VISCO: Benchmarking Fine-Grained Critique and Correction Towards Self-Improvement in Visual Reasoning
Xueqing Wu, Yuheng Ding, Bingxuan Li, Pan Lu, Da Yin, Kai-Wei Chang, Nanyun Peng
TL;DR
VISCO introduces the first benchmark for fine-grained critique and correction in visual reasoning LVLMs, enabling self-improvement through dense per-step feedback and natural language explanations. It collects 1645 QA pairs with 5604 step annotations across 18 datasets and 8 tasks, and evaluates 24 LVLMs using hierarchical F1-based critique plus a geometric VISCore metric, alongside a correction task quantified by PCR and NCR. The study finds human-written critiques substantially boost correction (up to 76%), while model-generated critiques are a major bottleneck, and identifies three critique failure patterns. The LookBack strategy, which re-answers CoT steps by explicitly verifying information against the image, significantly improves critique (up to 13.5%) and correction (up to 11.5%), especially in perception tasks, offering a practical path toward reliable self-improvement in visual reasoning systems.
Abstract
The ability of large vision-language models (LVLMs) to critique and correct their reasoning is an essential building block towards their self-improvement.
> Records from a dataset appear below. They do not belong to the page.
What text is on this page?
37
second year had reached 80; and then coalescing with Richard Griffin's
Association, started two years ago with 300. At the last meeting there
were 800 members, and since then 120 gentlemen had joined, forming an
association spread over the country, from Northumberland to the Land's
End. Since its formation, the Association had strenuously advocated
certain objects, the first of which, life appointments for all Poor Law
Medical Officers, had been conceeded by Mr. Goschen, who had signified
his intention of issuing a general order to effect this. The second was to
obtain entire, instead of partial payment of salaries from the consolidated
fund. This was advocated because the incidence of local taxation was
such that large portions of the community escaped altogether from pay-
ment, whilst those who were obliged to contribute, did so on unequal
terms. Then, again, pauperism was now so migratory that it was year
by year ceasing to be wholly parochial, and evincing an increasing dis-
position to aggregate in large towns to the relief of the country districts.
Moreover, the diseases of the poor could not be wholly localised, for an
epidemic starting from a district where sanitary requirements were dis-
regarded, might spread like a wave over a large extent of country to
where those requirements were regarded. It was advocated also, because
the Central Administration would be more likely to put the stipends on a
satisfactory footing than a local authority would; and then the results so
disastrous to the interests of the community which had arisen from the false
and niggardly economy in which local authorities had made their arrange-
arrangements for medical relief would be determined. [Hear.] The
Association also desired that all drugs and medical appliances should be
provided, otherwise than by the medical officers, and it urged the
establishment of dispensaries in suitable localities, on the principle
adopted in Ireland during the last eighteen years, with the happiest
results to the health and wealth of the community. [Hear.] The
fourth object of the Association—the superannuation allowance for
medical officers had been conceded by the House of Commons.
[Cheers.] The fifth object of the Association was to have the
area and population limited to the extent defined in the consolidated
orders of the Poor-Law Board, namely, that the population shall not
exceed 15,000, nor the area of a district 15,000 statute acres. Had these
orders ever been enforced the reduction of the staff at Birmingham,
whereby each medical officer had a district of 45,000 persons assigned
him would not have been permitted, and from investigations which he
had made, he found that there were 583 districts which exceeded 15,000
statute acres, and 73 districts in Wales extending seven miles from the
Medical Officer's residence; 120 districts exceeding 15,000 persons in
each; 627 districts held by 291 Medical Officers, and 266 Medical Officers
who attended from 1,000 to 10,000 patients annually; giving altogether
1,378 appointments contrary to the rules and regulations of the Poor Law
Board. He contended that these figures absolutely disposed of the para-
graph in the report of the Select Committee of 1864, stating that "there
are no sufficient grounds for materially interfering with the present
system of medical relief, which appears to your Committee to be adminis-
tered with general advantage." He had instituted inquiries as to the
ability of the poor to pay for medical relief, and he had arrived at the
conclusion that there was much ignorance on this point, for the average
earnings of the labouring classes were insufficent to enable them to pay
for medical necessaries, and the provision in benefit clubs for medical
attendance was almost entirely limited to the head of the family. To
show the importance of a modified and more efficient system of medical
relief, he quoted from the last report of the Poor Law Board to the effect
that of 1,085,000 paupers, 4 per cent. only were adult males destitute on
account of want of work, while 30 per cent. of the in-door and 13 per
However, a systematic analysis of such capabilities in LVLMs is still lacking. We propose VISCO, the first benchmark to extensively analyze the fine-grained critique and correction capabilities of LVLMs. Compared to existing work that uses a single scalar value to critique the entire reasoning [4], VISCO features dense and fine-grained critique, requiring LVLMs to evaluate the correctness of each step in the chain-of-thought and provide natural language explanations to support their judgments. Extensive evaluation of 24 LVLMs demonstrates that human-written critiques significantly enhance the performance after correction, showcasing the potential of the self-improvement strategy. However, the model-generated critiques are less helpful and sometimes detrimental to the performance, suggesting that critique is the crucial bottleneck. We identified three common patterns in critique failures: failure to critique visual perception, reluctance to "say no", and exaggerated assumption of error propagation. To address these issues, we propose an effective LookBack strategy that revisits the image to verify each piece of information in the initial reasoning. LookBack significantly improves critique and correction performance by up to 13.5%.